Responding to a question raised by Kaputa PF member of parliament, Maxus Ngonga, following the resumption of Parliament, Tuesday, on whether it was possible for Zambia to do away with plastics, Yaluma responded in the affirmative, but conceded that the general public needed greater sensitization to realise the harmful effects plastic materials had on the environment.

“Indeed, we can do away with plastics. All what we need is, if we really fail to sensitize the public to realise the side-effects that plastics do contaminate the environment and some other issues, yes, we can move that way and get rid of the plastics in our midst and then end up with hard paper bags to carry our groceries,” Yaluma said.

Asked by Senga Hill PF member of parliament Kapembwa Simbao when his Ministry intended to put in a system to separate waste, bearing in mind that plastic took long to decompose, Yaluma said government had already started providing containers for refuse.

“Yes, indeed we have a lot of negative impacts arising from plastics lying around all over the streets, but be as it may, we have in collaboration [with] local government, we have managed to start providing containers for refuse, which are designated for bottles, cardboard papers, newspapers and as well as purely for plastics so that we can have plastics taken for the rightful recycling places. That is very much in use, it’s just that the people haven’t yet gotten used or know the new consequences of plastics. So, we are sensitizing the people through local government, that they must start separating the waste as per category,” Yaluma added.

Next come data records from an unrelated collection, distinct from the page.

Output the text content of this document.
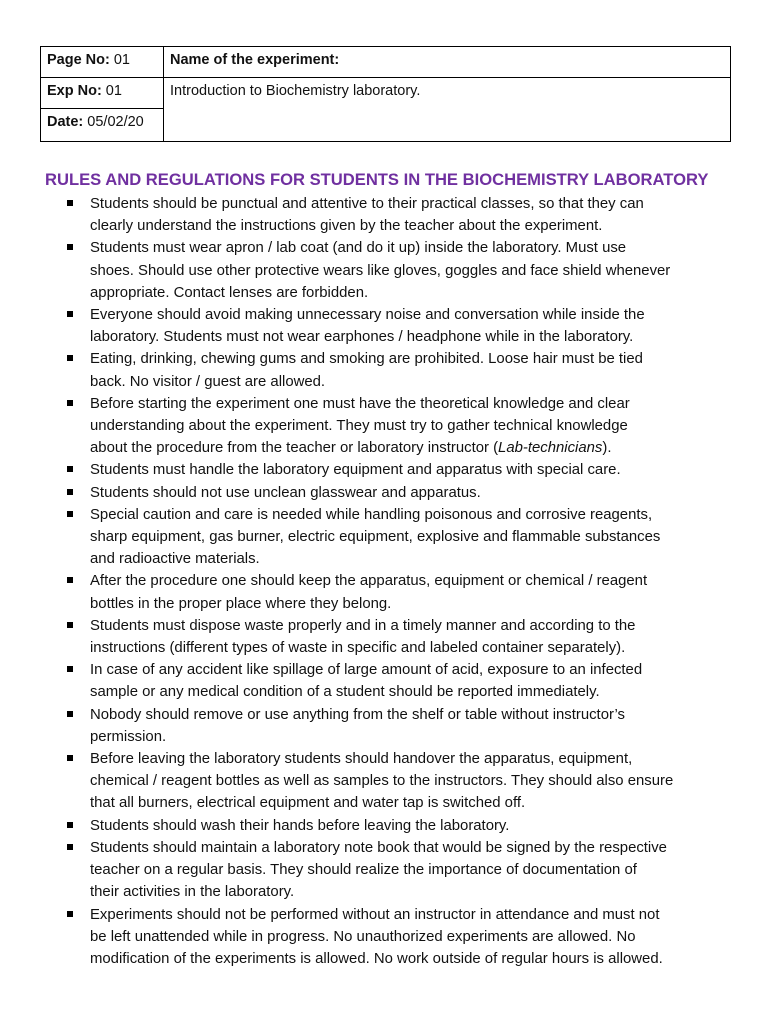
Page No: 01	Name of the experiment:
Exp No: 01	Introduction to Biochemistry laboratory.
Date: 05/02/20	
RULES AND REGULATIONS FOR STUDENTS IN THE BIOCHEMISTRY LABORATORY
Students should be punctual and attentive to their practical classes, so that they can
clearly understand the instructions given by the teacher about the experiment.
Students must wear apron / lab coat (and do it up) inside the laboratory. Must use
shoes. Should use other protective wears like gloves, goggles and face shield whenever
appropriate. Contact lenses are forbidden.
Everyone should avoid making unnecessary noise and conversation while inside the
laboratory. Students must not wear earphones / headphone while in the laboratory.
Eating, drinking, chewing gums and smoking are prohibited. Loose hair must be tied
back. No visitor / guest are allowed.
Before starting the experiment one must have the theoretical knowledge and clear
understanding about the experiment. They must try to gather technical knowledge
about the procedure from the teacher or laboratory instructor (Lab-technicians).
Students must handle the laboratory equipment and apparatus with special care.
Students should not use unclean glasswear and apparatus.
Special caution and care is needed while handling poisonous and corrosive reagents,
sharp equipment, gas burner, electric equipment, explosive and flammable substances
and radioactive materials.
After the procedure one should keep the apparatus, equipment or chemical / reagent
bottles in the proper place where they belong.
Students must dispose waste properly and in a timely manner and according to the
instructions (different types of waste in specific and labeled container separately).
In case of any accident like spillage of large amount of acid, exposure to an infected
sample or any medical condition of a student should be reported immediately.
Nobody should remove or use anything from the shelf or table without instructor’s
permission.
Before leaving the laboratory students should handover the apparatus, equipment,
chemical / reagent bottles as well as samples to the instructors. They should also ensure
that all burners, electrical equipment and water tap is switched off.
Students should wash their hands before leaving the laboratory.
Students should maintain a laboratory note book that would be signed by the respective
teacher on a regular basis. They should realize the importance of documentation of
their activities in the laboratory.
Experiments should not be performed without an instructor in attendance and must not
be left unattended while in progress. No unauthorized experiments are allowed. No
modification of the experiments is allowed. No work outside of regular hours is allowed.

Simbao also wanted to know the average amount of plastic products which were imported per month and how much was recycled.

And Yaluma responded that as at end of 2017, the average amount of plastic products imported per month was about 11,114,990Kg.

He, however, noted that the tonnage of plastic waste generated per month was currently not quantified as there were no modalities in place to separate waste.

“As at the end of 2017, the average amount of plastic products imported per month was about 11,114,990 kg. The House may wish to note that the tonnage of plastic waste generated per month in Lusaka District, Copperbelt and countrywide is currently not quantified as there is no modalities in place that separates waste by type such as plastic, paper, glass and others. Further, there are no installed means of measuring the tonnage located at dump sites for wastes to ascertain the amount disposed. Currently, institutions governing the management of dump sites do not record the amount of plastic waste being recycled due the absence of modalities for assessment,” Yaluma said.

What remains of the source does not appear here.